Claire Gibault : une femme chef d’orchestre, et alors ?

Invitée par le réseau Essenti’elles, elle nous raconte la réalité du métier

« La musique à mains nues », l’ouvrage de sa vie.

Photo B.M.

 Femme et chef d’orchestre ne font pas bon ménage. Avec soixante-dix femmes chefs d’orchestre dans le monde contre 5000 hommes, on peut le croire. Pourtant, Claire Gibault a bousculé le fonctionnement d’un métier encore rempli de clichés et de symboles, de la baguette à la queue-de-pie. Un métier abominant les femmes. Des musiciens qui ne supportent toujours pas l’idée qu’une femme puisse les diriger, se mettre en colère, devenir autoritaire. « Un métier de sadomasochistes« , déplore-t-elle.

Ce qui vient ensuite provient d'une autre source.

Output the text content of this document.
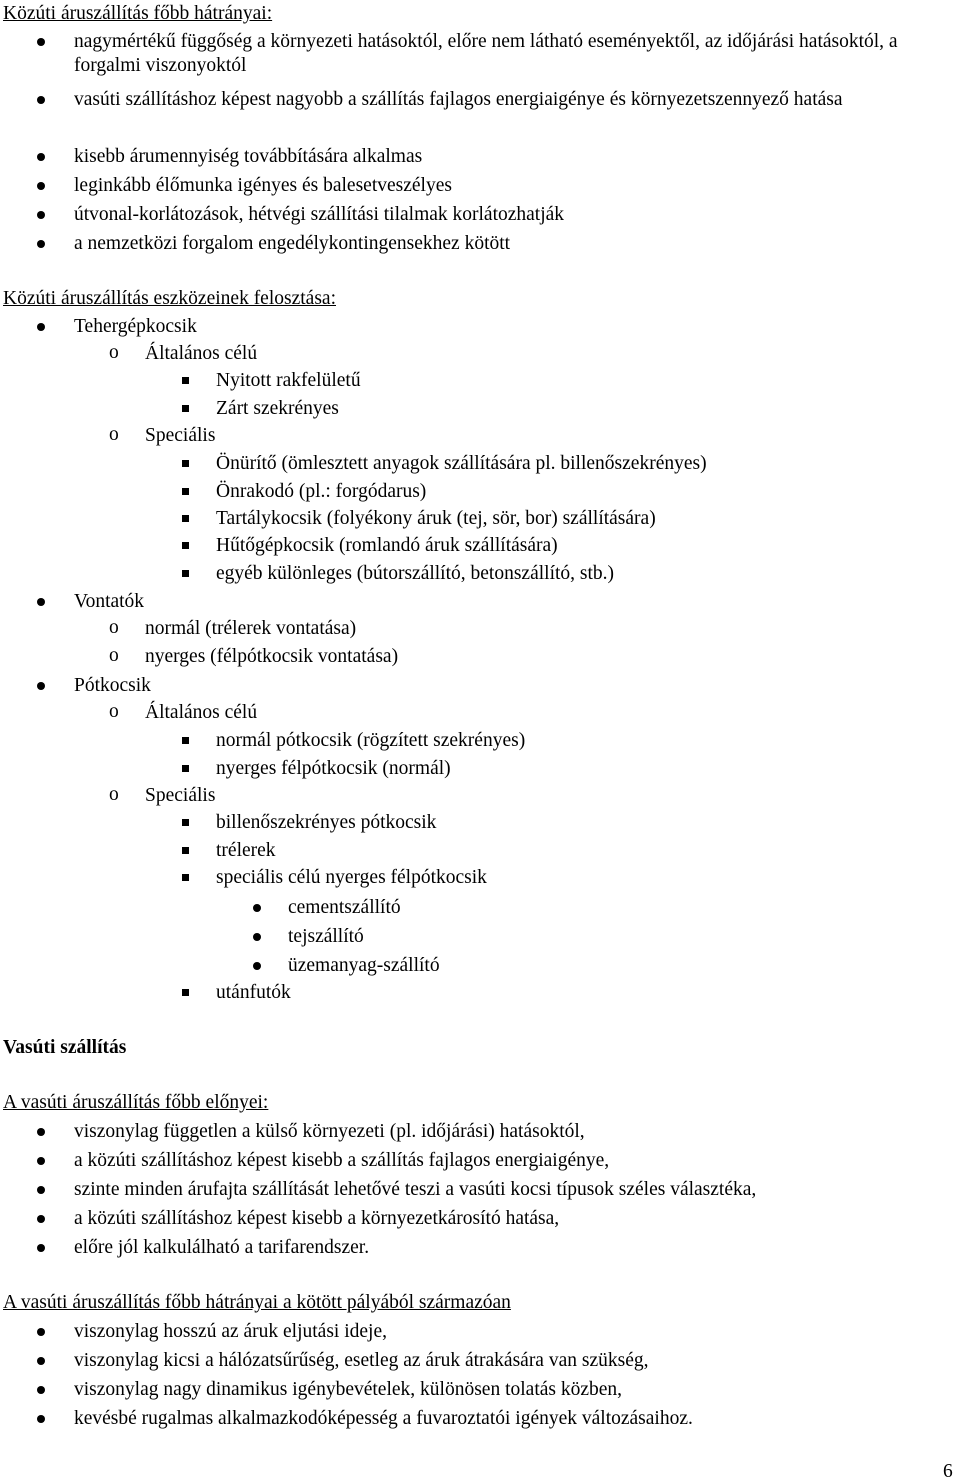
Közúti áruszállítás főbb hátrányai:
nagymértékű függőség a környezeti hatásoktól, előre nem látható eseményektől, az időjárási hatásoktól, a forgalmi viszonyoktól
vasúti szállításhoz képest nagyobb a szállítás fajlagos energiaigénye és környezetszennyező hatása
kisebb árumennyiség továbbítására alkalmas
leginkább élőmunka igényes és balesetveszélyes
útvonal-korlátozások, hétvégi szállítási tilalmak korlátozhatják
a nemzetközi forgalom engedélykontingensekhez kötött
Közúti áruszállítás eszközeinek felosztása:
Tehergépkocsik
o
Általános célú
Nyitott rakfelületű
Zárt szekrényes
o
Speciális
Önürítő (ömlesztett anyagok szállítására pl. billenőszekrényes)
Önrakodó (pl.: forgódarus)
Tartálykocsik (folyékony áruk (tej, sör, bor) szállítására)
Hűtőgépkocsik (romlandó áruk szállítására)
egyéb különleges (bútorszállító, betonszállító, stb.)
Vontatók
o
normál (trélerek vontatása)
o
nyerges (félpótkocsik vontatása)
Pótkocsik
o
Általános célú
normál pótkocsik (rögzített szekrényes)
nyerges félpótkocsik (normál)
o
Speciális
billenőszekrényes pótkocsik
trélerek
speciális célú nyerges félpótkocsik
cementszállító
tejszállító
üzemanyag-szállító
utánfutók
Vasúti szállítás
A vasúti áruszállítás főbb előnyei:
viszonylag független a külső környezeti (pl. időjárási) hatásoktól,
a közúti szállításhoz képest kisebb a szállítás fajlagos energiaigénye,
szinte minden árufajta szállítását lehetővé teszi a vasúti kocsi típusok széles választéka,
a közúti szállításhoz képest kisebb a környezetkárosító hatása,
előre jól kalkulálható a tarifarendszer.
A vasúti áruszállítás főbb hátrányai a kötött pályából származóan
viszonylag hosszú az áruk eljutási ideje,
viszonylag kicsi a hálózatsűrűség, esetleg az áruk átrakására van szükség,
viszonylag nagy dinamikus igénybevételek, különösen tolatás közben,
kevésbé rugalmas alkalmazkodóképesség a fuvaroztatói igények változásaihoz.
6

Invitée hier à l’Ensam par le réseau Essenti’elles, réseau de femmes cadre du groupe Edf-Paca, elle racontait le parallèle entre la direction d’un orchestre et le management d’une entreprise. Car « être chef d’orchestre, c’est aussi être DRH« .

Une aventure folle

Une vie étonnante et fascinante, semée d’embûches et de succès. Originaire du Mans, elle apprend à 4 ans « les notes en même temps que les mots« . À 13 ans, alors violonniste solo au conservatoire de la ville, elle dirige pour la première fois « ses copains musiciens« . Dès lors, elle le sait, elle deviendra chef d’orchestre. « Une aventure folle, un projet de garçon manqué« , selon ses parents. Mais une folie qu’elle compte bien vivre.

Consécration : en 1969, elle remporte le premier prix de direction d’orchestre au conservatoire de Paris. Ce qui lui vaut la Une de France Soir et le titre de « Première femme chef d’orchestre ». Au-dessus : « Neil Armstrong , premier homme sur la lune« . Tordant.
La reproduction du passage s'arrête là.